With TC-1, the hash of the last block, together with its number, were periodically posted at 3rd party web sites like Twitter. The posts' timestamps were meant as a means to verify the service was honest about its bookkeeping. One could write a script to do this verification, but it would've been cumbersome and a bit taxing, on both user and the service.

In TC-2 too, the state of the chain is periodically posted as timestamped artifacts at 3rd party websites. But because the state is encoded in a self-contained, self-verifying, [skip ledger] state proof, users won't need to check the provenance of the hashes at the source (crums.io).

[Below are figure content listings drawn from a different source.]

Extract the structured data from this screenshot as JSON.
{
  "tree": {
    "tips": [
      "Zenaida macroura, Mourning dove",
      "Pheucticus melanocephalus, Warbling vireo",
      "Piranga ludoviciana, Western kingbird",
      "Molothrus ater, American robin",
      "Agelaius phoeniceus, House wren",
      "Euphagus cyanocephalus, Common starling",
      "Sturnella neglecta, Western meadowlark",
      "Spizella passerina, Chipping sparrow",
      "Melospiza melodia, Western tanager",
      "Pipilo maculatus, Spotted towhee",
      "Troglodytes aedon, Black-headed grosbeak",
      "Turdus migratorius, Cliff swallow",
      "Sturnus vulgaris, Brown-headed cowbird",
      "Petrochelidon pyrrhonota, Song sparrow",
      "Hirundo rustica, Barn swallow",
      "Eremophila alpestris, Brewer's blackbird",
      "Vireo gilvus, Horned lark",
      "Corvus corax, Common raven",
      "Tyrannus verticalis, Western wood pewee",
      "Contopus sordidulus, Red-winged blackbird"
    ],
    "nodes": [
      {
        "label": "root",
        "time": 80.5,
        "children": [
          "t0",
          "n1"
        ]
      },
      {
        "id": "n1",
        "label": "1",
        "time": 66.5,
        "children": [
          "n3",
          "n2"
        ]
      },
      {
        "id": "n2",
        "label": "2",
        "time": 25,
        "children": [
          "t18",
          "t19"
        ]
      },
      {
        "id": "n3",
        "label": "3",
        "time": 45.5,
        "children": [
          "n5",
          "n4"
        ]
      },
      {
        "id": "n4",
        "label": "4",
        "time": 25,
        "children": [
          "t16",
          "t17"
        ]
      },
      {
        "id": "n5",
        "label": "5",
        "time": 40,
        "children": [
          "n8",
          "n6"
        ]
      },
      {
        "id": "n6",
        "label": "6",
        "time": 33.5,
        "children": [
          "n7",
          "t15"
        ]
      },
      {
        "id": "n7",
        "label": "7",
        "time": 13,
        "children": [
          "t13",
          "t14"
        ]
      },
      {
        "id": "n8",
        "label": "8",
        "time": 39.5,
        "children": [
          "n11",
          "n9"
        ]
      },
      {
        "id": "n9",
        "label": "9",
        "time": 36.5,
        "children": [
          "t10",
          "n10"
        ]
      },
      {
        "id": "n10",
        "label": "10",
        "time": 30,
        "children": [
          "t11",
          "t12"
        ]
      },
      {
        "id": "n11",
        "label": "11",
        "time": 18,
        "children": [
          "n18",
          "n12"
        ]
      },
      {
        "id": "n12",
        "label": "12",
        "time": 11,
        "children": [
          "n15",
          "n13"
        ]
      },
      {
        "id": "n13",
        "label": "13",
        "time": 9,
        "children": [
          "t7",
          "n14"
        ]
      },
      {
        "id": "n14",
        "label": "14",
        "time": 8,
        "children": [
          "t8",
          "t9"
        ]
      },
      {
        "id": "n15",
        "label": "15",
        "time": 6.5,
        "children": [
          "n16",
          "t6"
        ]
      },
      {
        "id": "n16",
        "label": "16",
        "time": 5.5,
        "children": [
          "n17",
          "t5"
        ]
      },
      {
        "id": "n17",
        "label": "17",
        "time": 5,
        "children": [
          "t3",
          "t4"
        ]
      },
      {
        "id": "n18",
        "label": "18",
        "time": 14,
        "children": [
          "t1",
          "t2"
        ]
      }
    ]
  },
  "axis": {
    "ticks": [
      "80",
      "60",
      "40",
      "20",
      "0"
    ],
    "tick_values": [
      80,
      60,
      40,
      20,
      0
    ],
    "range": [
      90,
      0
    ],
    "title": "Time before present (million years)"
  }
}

And since new state proofs can be verified against old state proofs, the evolution of the state of TC-2 can independently be tracked by monitoring the chain's state proofs on whatever 3rd party site they're posted on.

Witness Proofs

Using the same off-chain methods that allow one to verify 2 state proofs belong to the same evolving chain, old witness proofs can easily be patched (and verified) against the chain's latest blocks.

Storage

The long term storage overhead for maintaining the TC-2 chain is significantly less than that for TC-1. Like its predecessor TC-2 relies on the user's saving their witnessed hash receipts on the client side: it is designed to save as little as possible on the chain itself. (The witness records are cached at the service for only a limited time.)

This storage savings in turn allows the TC-2 time chain to more easily (more efficiently) churn out new blocks at faster rates. Indeed it should be possible to commit a new witnessed hash to the chain in under a fraction of a minute.

Further storage savings are possible by limiting the blocks stored to only those with block numbers that are a multiple of some fixed power of 2. For example, the chain may only record every 16th block in its long term storage, with the onus of recording the hash of intermediate blocks (before being purged from the chain) on the owner of the witness proof.

Block Structure

As indicated above, each block in TC-2 is encoded as an immutable skip ledger row. Blocks are thus numberered consecutively, and each numbered block encodes hashes that were witnessed in a fixed span of time.

Cargo Data

Ignoring the hashpointers linking the blocks together, each block contains the hash of a set of crums. That single hash is all that's recorded in the time chain permanently. Recall a crum consists of the submitted hash, and the time it was witnessed (in UTC milliseconds). The hash of a single crum is just the hash of the concatenation of these 2 values. If multiple crums are in the block, then the cargo hash is a Merkle root of the set's crums; the hash of the empty set, by convention, is encoded as a sequence of zeroed bytes.

Block Hashpointers

The chain's blocks are threaded via hashpointers to previous blocks. The number of these pointers is uniquely determined by the block number (1 plus the number of times the block number is divisible by 2). The values of these hashpointers, however, are not directly written into the block (their values are looked up in the previous block no.s they point to); rather, it is the computed hash of the block itself that gets written to the block. (The hash of the block is computed as the hash of the concatenation of the cargo hash with the hash of blocks it "points" to.)

Ballpark Calculations

64 bytes per block

32      cargo hash (hash of witnessed crums)
32      block hash
---
64 bytes

Minutes in a year: 525,600

If the chain generates a new block every 8 seconds (7 or 8 new blocks per minute), it storage overhead per year will be less than

525,600 x 64 x 8 ~ 269Mb

So less than 1/4 Gb/yr. Quite reasonable.

Witness Proofs (Crumtrails)

In TC-1 each witness proof (saved on the client side) linked both the hash and the UTC time it was witnessed to the root hash of the Merkle tree for that block (via a Merkle proof). Under TC-2 each crumtrail is augmented with a hash proof that the Merkle tree (the cargo) belongs to a specific block number of the chain.